Beberapa hari lalu, HAI bertemu dengan para personil Pee Wee Gaskins, dan kami ngobrol santai tentang perkembangan merchandise mereka dan tata cara pengelolaanya di era e-commerce saat ini.

“Fans kami, para Dorks sangat terlibat langsung untuk kehidupan PWG sampai sekarang. Dorks itu seperti humas terbaik untuk PWG. Mereka bisa mempromosikan jadwal manggung kami, lalu mereka datang, juga membeli merchandise kami secara direct dan ketemu di hotel tempat kami menginap,” cerita Dochi.

Pee Wee Gaskins meluncurkan album ketiga yang bertajuk A Youth Not Wasted
Band yang rutin mengadakan summer camp untuk menjaga hubungan baik dengan para fansnya ini juga tengah melakukan pembenahan di sektor merchandising mereka. Banyak hal yang mereka evaluasi dan perbaiki, demi kepuasaan para penggemarnya.

“Kami ada standarisasi kualitas, kami nggak mau kecewain fans yang beli, harus dipikirian benar-benar untuk desain dan kualitas. Bahkan sampai akses pembelian,” tambah Dochi.

“Yap, divisi merch PWG lagi dibentuk lebih serius lagi, selain bisa COD kalo manggung, kami juga memberi edukasi lewat kontak Line dan WhatsApp. Mereka yang mau beli bisa tanya-tanya cara sistem pembeliannya, lalu bakal kami arahkan untuk memesan lewat website PWG. Itu memudahkan mereka juga nantinya, karena sistem semua e-commerce sekarang lewat website,” timpal Sansan.

Diakui Dochi meskipun awalnya agak sulit untuk mengarahkan fans mereka, tapi seiring berjalannya waktu, fans mereka mulai terbiasa. Nah, kalo kaya gini, jelas udah, para fans dan band bisa sama-sama untung.

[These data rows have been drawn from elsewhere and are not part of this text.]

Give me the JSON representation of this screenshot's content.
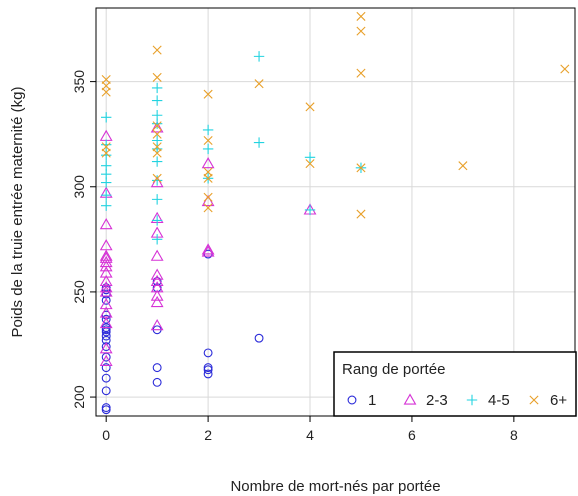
{
  "chart_data": {
    "type": "scatter",
    "title": "",
    "xlabel": "Nombre de mort-nés par portée",
    "ylabel": "Poids de la truie entrée maternité (kg)",
    "xlim": [
      -0.2,
      9.2
    ],
    "ylim": [
      191,
      385
    ],
    "x_ticks": [
      0,
      2,
      4,
      6,
      8
    ],
    "y_ticks": [
      200,
      250,
      300,
      350
    ],
    "grid": true,
    "legend": {
      "title": "Rang de portée",
      "placement": "bottom-right"
    },
    "series": [
      {
        "name": "1",
        "marker": "circle",
        "color": "#2b2bd9",
        "points": [
          [
            0,
            194
          ],
          [
            0,
            195
          ],
          [
            0,
            203
          ],
          [
            0,
            209
          ],
          [
            0,
            214
          ],
          [
            0,
            219
          ],
          [
            0,
            224
          ],
          [
            0,
            227
          ],
          [
            0,
            229
          ],
          [
            0,
            231
          ],
          [
            0,
            232
          ],
          [
            0,
            233
          ],
          [
            0,
            237
          ],
          [
            0,
            239
          ],
          [
            0,
            246
          ],
          [
            0,
            249
          ],
          [
            0,
            251
          ],
          [
            0,
            252
          ],
          [
            1,
            207
          ],
          [
            1,
            214
          ],
          [
            1,
            232
          ],
          [
            1,
            252
          ],
          [
            1,
            255
          ],
          [
            2,
            211
          ],
          [
            2,
            213
          ],
          [
            2,
            214
          ],
          [
            2,
            221
          ],
          [
            2,
            268
          ],
          [
            3,
            228
          ]
        ]
      },
      {
        "name": "2-3",
        "marker": "triangle",
        "color": "#d633d6",
        "points": [
          [
            0,
            217
          ],
          [
            0,
            223
          ],
          [
            0,
            235
          ],
          [
            0,
            240
          ],
          [
            0,
            244
          ],
          [
            0,
            250
          ],
          [
            0,
            252
          ],
          [
            0,
            255
          ],
          [
            0,
            259
          ],
          [
            0,
            262
          ],
          [
            0,
            264
          ],
          [
            0,
            266
          ],
          [
            0,
            267
          ],
          [
            0,
            272
          ],
          [
            0,
            282
          ],
          [
            0,
            297
          ],
          [
            0,
            324
          ],
          [
            1,
            234
          ],
          [
            1,
            245
          ],
          [
            1,
            248
          ],
          [
            1,
            252
          ],
          [
            1,
            255
          ],
          [
            1,
            258
          ],
          [
            1,
            267
          ],
          [
            1,
            278
          ],
          [
            1,
            285
          ],
          [
            1,
            302
          ],
          [
            1,
            328
          ],
          [
            2,
            269
          ],
          [
            2,
            270
          ],
          [
            2,
            293
          ],
          [
            2,
            311
          ],
          [
            4,
            289
          ]
        ]
      },
      {
        "name": "4-5",
        "marker": "plus",
        "color": "#22d3e0",
        "points": [
          [
            0,
            291
          ],
          [
            0,
            296
          ],
          [
            0,
            302
          ],
          [
            0,
            306
          ],
          [
            0,
            310
          ],
          [
            0,
            315
          ],
          [
            0,
            320
          ],
          [
            0,
            333
          ],
          [
            1,
            275
          ],
          [
            1,
            284
          ],
          [
            1,
            294
          ],
          [
            1,
            303
          ],
          [
            1,
            312
          ],
          [
            1,
            318
          ],
          [
            1,
            322
          ],
          [
            1,
            330
          ],
          [
            1,
            334
          ],
          [
            1,
            341
          ],
          [
            1,
            347
          ],
          [
            2,
            304
          ],
          [
            2,
            318
          ],
          [
            2,
            327
          ],
          [
            3,
            321
          ],
          [
            3,
            362
          ],
          [
            4,
            289
          ],
          [
            4,
            314
          ],
          [
            5,
            309
          ]
        ]
      },
      {
        "name": "6+",
        "marker": "x",
        "color": "#e8a02a",
        "points": [
          [
            0,
            316
          ],
          [
            0,
            319
          ],
          [
            0,
            345
          ],
          [
            0,
            348
          ],
          [
            0,
            351
          ],
          [
            1,
            304
          ],
          [
            1,
            316
          ],
          [
            1,
            319
          ],
          [
            1,
            325
          ],
          [
            1,
            329
          ],
          [
            1,
            352
          ],
          [
            1,
            365
          ],
          [
            2,
            290
          ],
          [
            2,
            295
          ],
          [
            2,
            304
          ],
          [
            2,
            307
          ],
          [
            2,
            322
          ],
          [
            2,
            344
          ],
          [
            3,
            349
          ],
          [
            4,
            311
          ],
          [
            4,
            338
          ],
          [
            5,
            287
          ],
          [
            5,
            309
          ],
          [
            5,
            354
          ],
          [
            5,
            374
          ],
          [
            5,
            381
          ],
          [
            7,
            310
          ],
          [
            9,
            356
          ]
        ]
      }
    ]
  }
}
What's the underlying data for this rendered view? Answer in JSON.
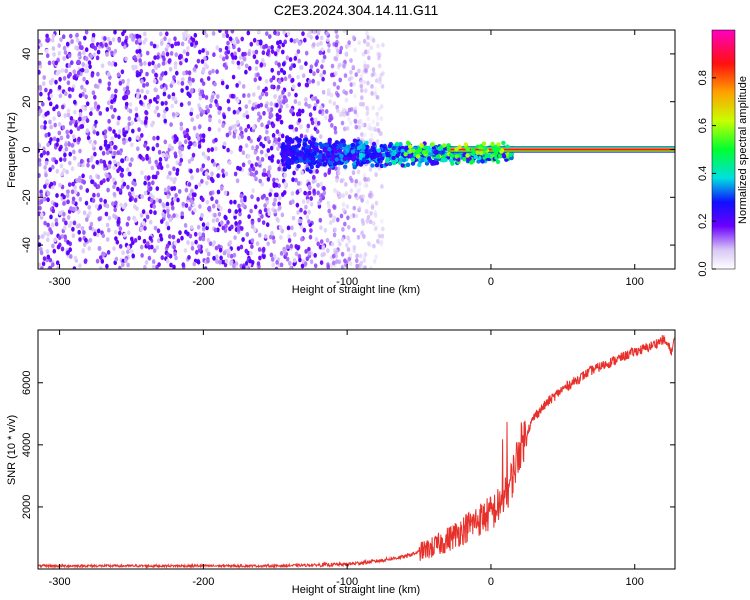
{
  "title": "C2E3.2024.304.14.11.G11",
  "chart_data": [
    {
      "type": "heatmap",
      "xlabel": "Height of straight line (km)",
      "ylabel": "Frequency (Hz)",
      "xlim": [
        -315,
        128
      ],
      "ylim": [
        -50,
        50
      ],
      "xticks": [
        -300,
        -200,
        -100,
        0,
        100
      ],
      "yticks": [
        -40,
        -20,
        0,
        20,
        40
      ],
      "colorbar": {
        "label": "Normalized spectral amplitude",
        "range": [
          0,
          1
        ],
        "ticks": [
          "0.0",
          "0.2",
          "0.4",
          "0.6",
          "0.8"
        ]
      },
      "features": [
        {
          "description": "diffuse purple noise",
          "x_range": [
            -315,
            -75
          ],
          "y_range": [
            -50,
            50
          ]
        },
        {
          "description": "concentrated signal band",
          "x_range": [
            -145,
            15
          ],
          "y_range": [
            -10,
            8
          ]
        },
        {
          "description": "strong near-zero-frequency line",
          "x_range": [
            -30,
            128
          ],
          "y": 0,
          "max_amplitude": 1.0
        }
      ]
    },
    {
      "type": "line",
      "xlabel": "Height of straight line (km)",
      "ylabel": "SNR (10 * v/v)",
      "xlim": [
        -315,
        128
      ],
      "ylim": [
        0,
        7700
      ],
      "xticks": [
        -300,
        -200,
        -100,
        0,
        100
      ],
      "yticks": [
        2000,
        4000,
        6000
      ],
      "color": "#e8302a",
      "x": [
        -315,
        -250,
        -200,
        -150,
        -100,
        -80,
        -60,
        -40,
        -30,
        -20,
        -10,
        0,
        5,
        10,
        15,
        20,
        30,
        40,
        50,
        60,
        70,
        80,
        90,
        100,
        110,
        120,
        126,
        128
      ],
      "y": [
        100,
        100,
        100,
        100,
        150,
        250,
        400,
        700,
        950,
        1250,
        1550,
        1800,
        2000,
        2300,
        3000,
        3900,
        4900,
        5400,
        5800,
        6100,
        6400,
        6600,
        6800,
        7000,
        7150,
        7400,
        7000,
        7500
      ]
    }
  ]
}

Selain dapat merch dari band kesayangannya, para fans juga bisa mendapat ilmu baru dari para personil band.

Kalo ke depannya makin banyak band yang peduli sama fans-nya, dan nggak males untuk mengedukasi mereka, bakal makin enak juga, kan para anak band jualannya? Contoh nyata yan patut ditiru tentu saja Endank Soekamti dengan berbagai movement ajaib mereka, serta serangkaian kegiatan Euforia musik ekosistem yang telah dicanangkan sejak beberapa tahun lalu.

Jika apa yang dilakukan oleh band seperti Pee Wee Gaskins atau Endank Soekamti makin banyak dilakukan band lain, bakal makin cerah, deh, masa depan industri musik Indonesia! Setuju?